17.2(3)     Lorsque des services d'aide juridique sont fournis à un enfant conformément au paragraphe (2), le directeur général peut enregistrer une déclaration dans un bureau des titres fonciers à l'égard d'un bien-fonds que possède le parent de l'enfant ou dans lequel ce parent a un intérêt.

Contenu de la déclaration

17.2(4)     La déclaration :

a) atteste que des services d'aide juridique ont été fournis à l'enfant du parent;

b) indique :

(i) le nom du parent de l'enfant qui a reçu des services d'aide juridique,

(ii) la valeur des services d'aide juridique fournis,

(iii) la description légale du bien-fonds visé,

(iv) l'adresse de la Société aux fins de signification.

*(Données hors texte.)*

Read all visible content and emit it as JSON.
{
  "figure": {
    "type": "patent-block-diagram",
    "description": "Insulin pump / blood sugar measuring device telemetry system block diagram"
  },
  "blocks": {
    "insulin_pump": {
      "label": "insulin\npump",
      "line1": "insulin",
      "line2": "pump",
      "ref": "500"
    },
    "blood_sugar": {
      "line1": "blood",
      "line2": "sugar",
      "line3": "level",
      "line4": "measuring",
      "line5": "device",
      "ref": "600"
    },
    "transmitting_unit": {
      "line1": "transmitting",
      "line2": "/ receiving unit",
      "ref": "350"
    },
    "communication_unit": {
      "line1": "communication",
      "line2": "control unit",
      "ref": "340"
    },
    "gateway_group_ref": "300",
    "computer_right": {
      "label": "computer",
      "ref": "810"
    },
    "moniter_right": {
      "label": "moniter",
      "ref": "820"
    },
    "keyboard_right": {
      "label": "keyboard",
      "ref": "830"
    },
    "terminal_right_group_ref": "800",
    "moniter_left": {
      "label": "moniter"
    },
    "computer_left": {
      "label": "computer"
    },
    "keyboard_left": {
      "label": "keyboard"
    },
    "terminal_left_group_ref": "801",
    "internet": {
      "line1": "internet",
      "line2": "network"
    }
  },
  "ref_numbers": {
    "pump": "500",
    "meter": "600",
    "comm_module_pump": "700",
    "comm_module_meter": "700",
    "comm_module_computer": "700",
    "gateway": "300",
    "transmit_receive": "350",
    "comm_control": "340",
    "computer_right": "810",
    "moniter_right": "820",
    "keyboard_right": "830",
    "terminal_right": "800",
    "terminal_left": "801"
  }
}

Moment de l'enregistrement de la déclaration

17.2(5)     Le directeur général ne peut enregistrer une déclaration dans un bureau des titres fonciers que lorsque, selon le cas :

a) les poursuites relatives à l'infraction à l'égard de laquelle les services d'aide juridique ont été fournis sont terminées et les délais d'appel sont expirés;

b) l'appel interjeté a fait l'objet d'une décision définitive.

Effet de l'enregistrement

17.2(6)     Dès son enregistrement, la déclaration visée au présent article grève le domaine ou l'intérêt de la personne relatif au bien-fonds à l'égard duquel elle est enregistrée d'un privilège et d'une charge équivalant au coût de l'aide juridique fournie à son enfant. Toutefois, elle n'a pas pour effet de séparer une tenance conjointe ni de porter atteinte aux droits prévus par la Loi sur la propriété familiale.

Application

17.2(7)     Les paragraphes 17.1(3) et (5) s'appliquent, avec les adaptations nécessaires, aux déclarations enregistrées sous le régime du présent article.

Disposition transitoire

4           La déclaration visée à l'article 17.2, édicté par l'article 3 de la présente loi, ne peut être enregistrée qu'à l'égard de l'aide juridique fournie à la suite d'une ordonnance rendue en vertu de l'article 25 de la Loi sur le système de justice pénale pour les adolescents (Canada) après l'entrée en vigueur de la présente loi.

Entrée en vigueur

5           La présente loi entre en vigueur le jour de sa sanction.

Note explicative

Le présent projet de loi autorise la Société d'aide juridique du Manitoba à enregistrer une déclaration à l'égard d'un bien-fonds appartenant à un parent qui n'a pas recours aux services d'un avocat pour son enfant accusé d'une infraction. La Société ne pourra toutefois enregistrer la déclaration que si elle fournit des services juridiques à l'enfant à la suite d'une ordonnance rendue sous le régime de la Loi sur le système de justice pénale pour les adolescents (Canada) même si celui-ci n'est pas admissible à l'aide juridique. La déclaration grève le bien-fonds d'un privilège équivalant à la valeur des services juridiques fournis à l'enfant.